Question

I find if you create a compute engine (CentOS or Debian) machine and using gsutil to download (cp) a tgz file will cause a crcmod error...

$ gsutil cp gs://mybucket/data.tgz .
Copying gs://mybucket/data.tgz...
CommandException:
Downloading this composite object requires integrity checking with CRC32c, but
your crcmod installation isn't using the module's C extension, so the the hash
computation will likely throttle download performance. For help installing the
extension, please see:
  $ gsutil help crcmod
To download regardless of crcmod performance or to skip slow integrity checks,
see the "check_hashes" option in your boto config file.

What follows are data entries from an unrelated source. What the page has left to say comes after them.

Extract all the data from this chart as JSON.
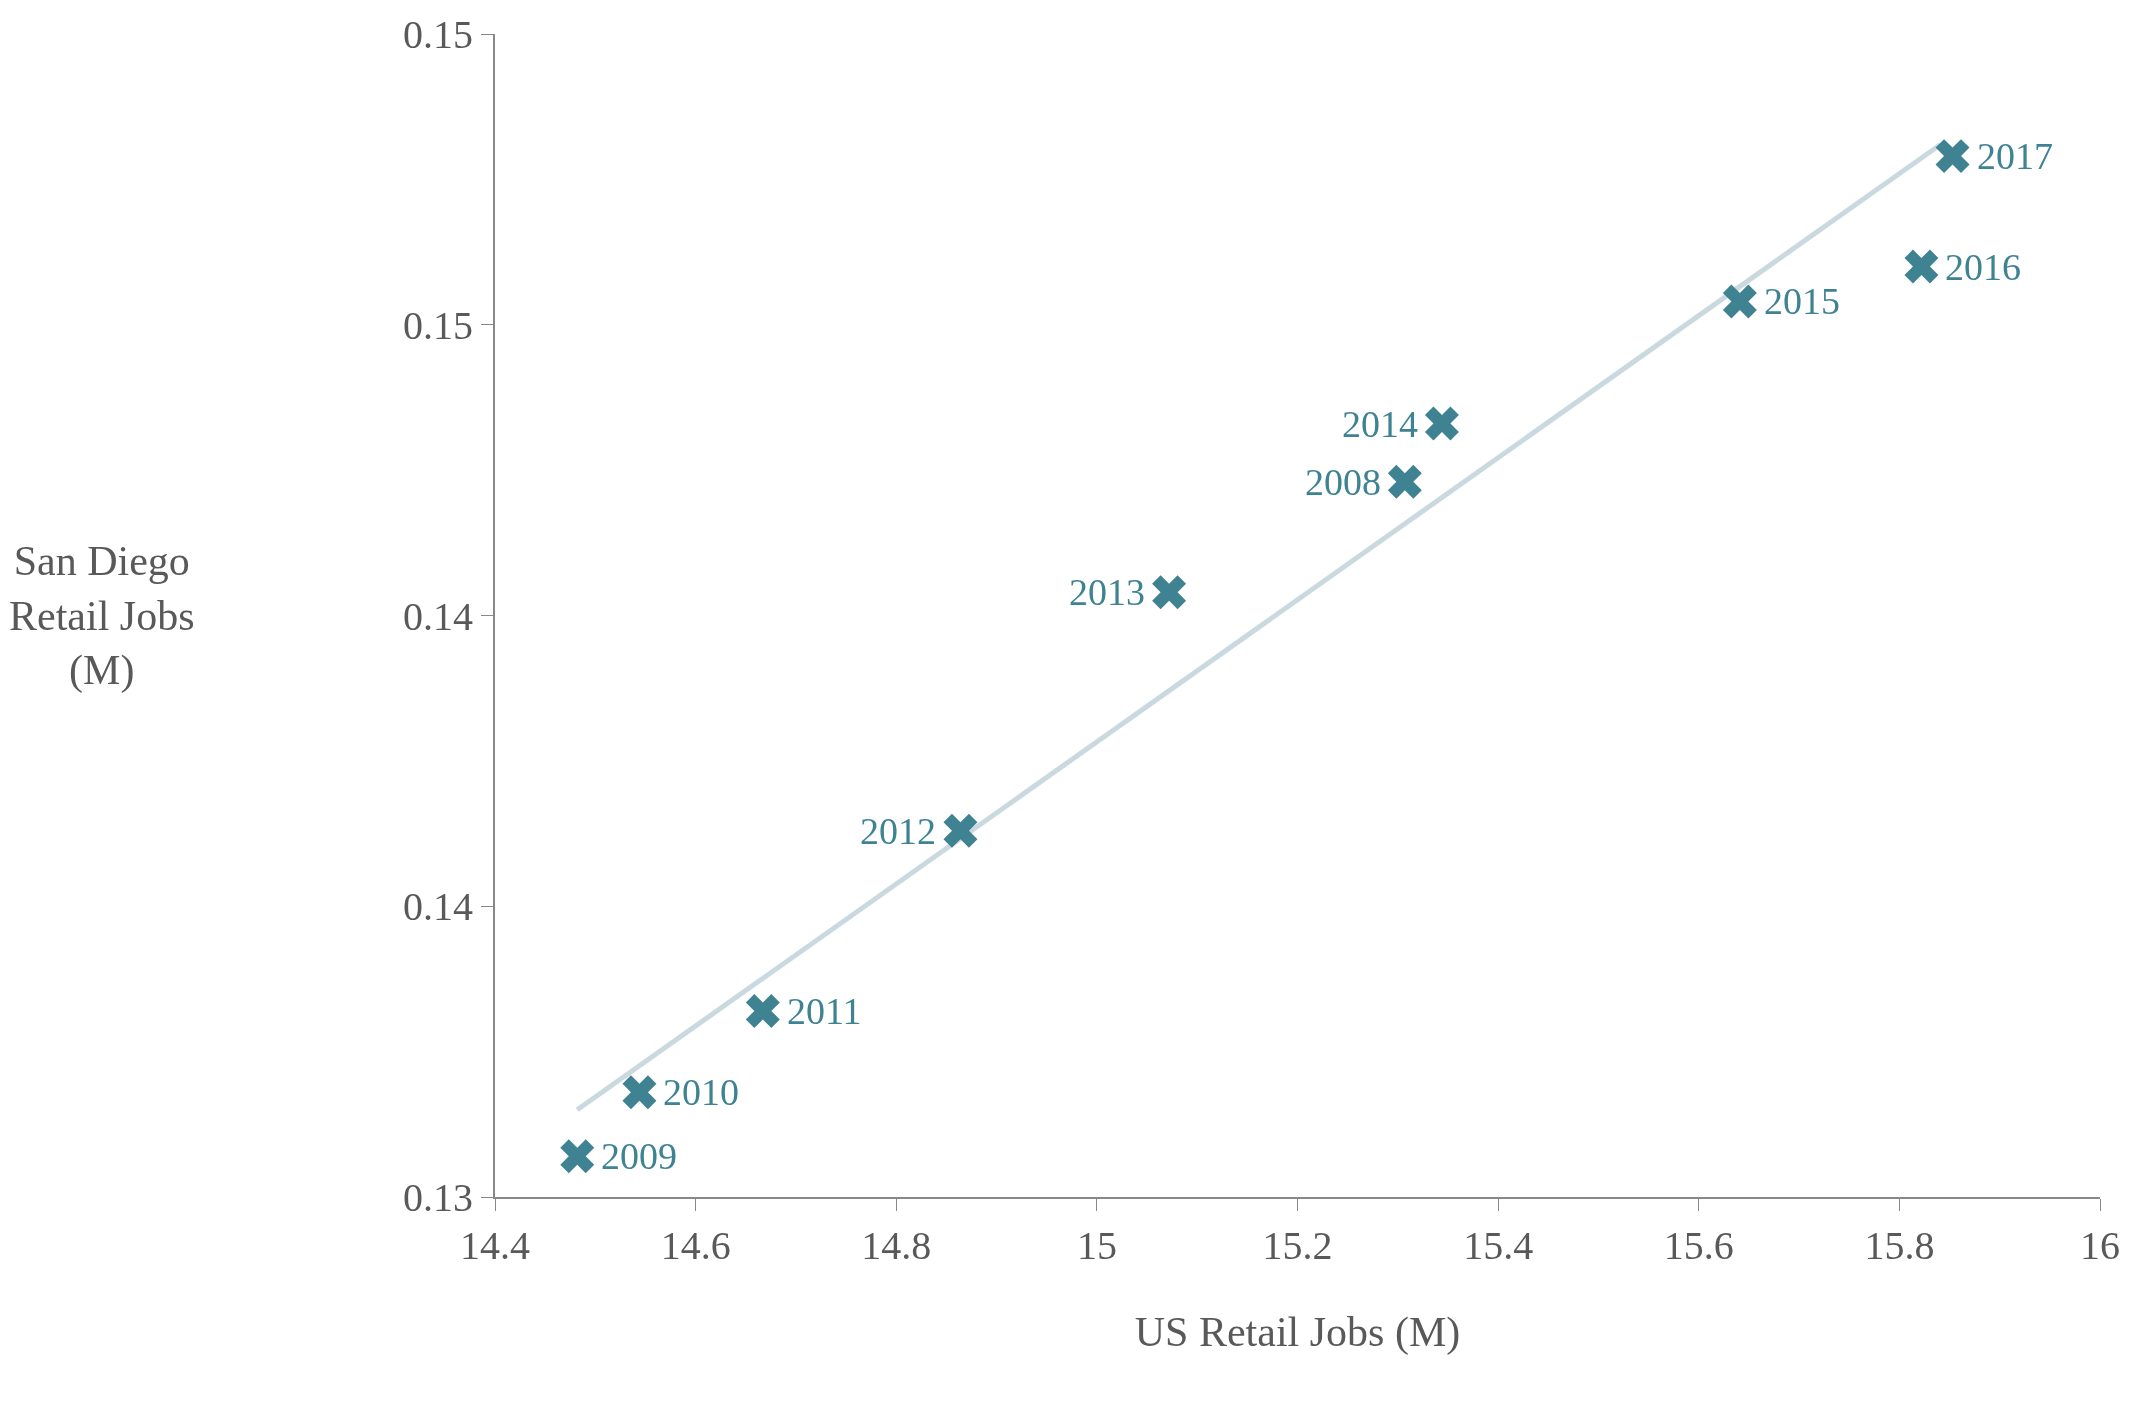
{
  "chart_data": {
    "type": "scatter",
    "xlabel": "US Retail Jobs (M)",
    "ylabel": "San Diego Retail Jobs (M)",
    "xlim": [
      14.4,
      16
    ],
    "xticks": [
      14.4,
      14.6,
      14.8,
      15,
      15.2,
      15.4,
      15.6,
      15.8,
      16
    ],
    "ylim": [
      0.13,
      0.15
    ],
    "yticks": [
      {
        "value": 0.13,
        "label": "0.13"
      },
      {
        "value": 0.135,
        "label": "0.14"
      },
      {
        "value": 0.14,
        "label": "0.14"
      },
      {
        "value": 0.145,
        "label": "0.15"
      },
      {
        "value": 0.15,
        "label": "0.15"
      }
    ],
    "annotations": [
      {
        "text": "2008",
        "x": 15.307,
        "y": 0.1423
      },
      {
        "text": "2009",
        "x": 14.482,
        "y": 0.1307
      },
      {
        "text": "2010",
        "x": 14.544,
        "y": 0.1318
      },
      {
        "text": "2011",
        "x": 14.667,
        "y": 0.1332
      },
      {
        "text": "2012",
        "x": 14.864,
        "y": 0.1363
      },
      {
        "text": "2013",
        "x": 15.072,
        "y": 0.1404
      },
      {
        "text": "2014",
        "x": 15.344,
        "y": 0.1433
      },
      {
        "text": "2015",
        "x": 15.641,
        "y": 0.1454
      },
      {
        "text": "2016",
        "x": 15.822,
        "y": 0.146
      },
      {
        "text": "2017",
        "x": 15.853,
        "y": 0.1479
      }
    ],
    "series": [
      {
        "color": "#3f8393",
        "marker": "cross",
        "x": [
          15.307,
          14.482,
          14.544,
          14.667,
          14.864,
          15.072,
          15.344,
          15.641,
          15.822,
          15.853
        ],
        "values": [
          0.1423,
          0.1307,
          0.1318,
          0.1332,
          0.1363,
          0.1404,
          0.1433,
          0.1454,
          0.146,
          0.1479
        ]
      },
      {
        "type": "line",
        "color": "#c9d9df",
        "marker": "none",
        "x": [
          14.482,
          15.841
        ],
        "values": [
          0.1315,
          0.1481
        ]
      }
    ]
  }
}
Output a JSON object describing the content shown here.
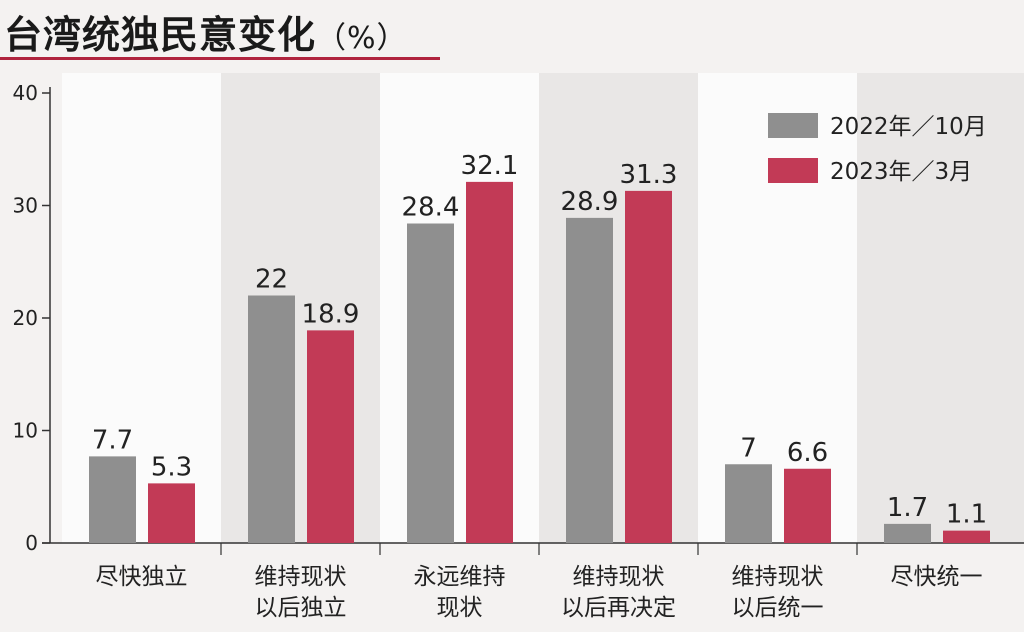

Currently I use "check_hashes = never" to bypass the check...

$ vi /etc/boto.cfg
[GSUtil]
default_project_id = 429100748693
default_api_version = 2
check_hashes = never
...

But, what is the root cause? and is there any good solution to solve the problem?

Was it helpful?

Solution

The object you're trying to download is a composite object, which basically means it was uploaded in parallel chunks. gsutil automatically does this when uploading objects larger than 150M (a configurable threshold), to provide better performance.

Composite objects only have a crc32c checksum (no MD5), so in order to validate data integrity when downloading composite objects, gsutil needs to perform a crc32c checksum. Unfortunately, the libraries distributed with Python don't include a compiled crc32c implementation, so unless you install a compiled crc32c, gsutil will use a non-compiled Python implementation of crc32c that's quite slow. That warning is printed to let you know there's a way to fix that performance problem: Please run:

gsutil help crcmod

and follow the instructions there for installing a compiled crc32c. It's pretty easy to do it, and worth the effort.

One other note: I strongly recommend against setting check_hashes = never in your boto config file. That will disable integrity checking, which means it's possible your download could get corrupted and you wouldn't know it. You want data integrity checking enabled to ensure you're working with correct data.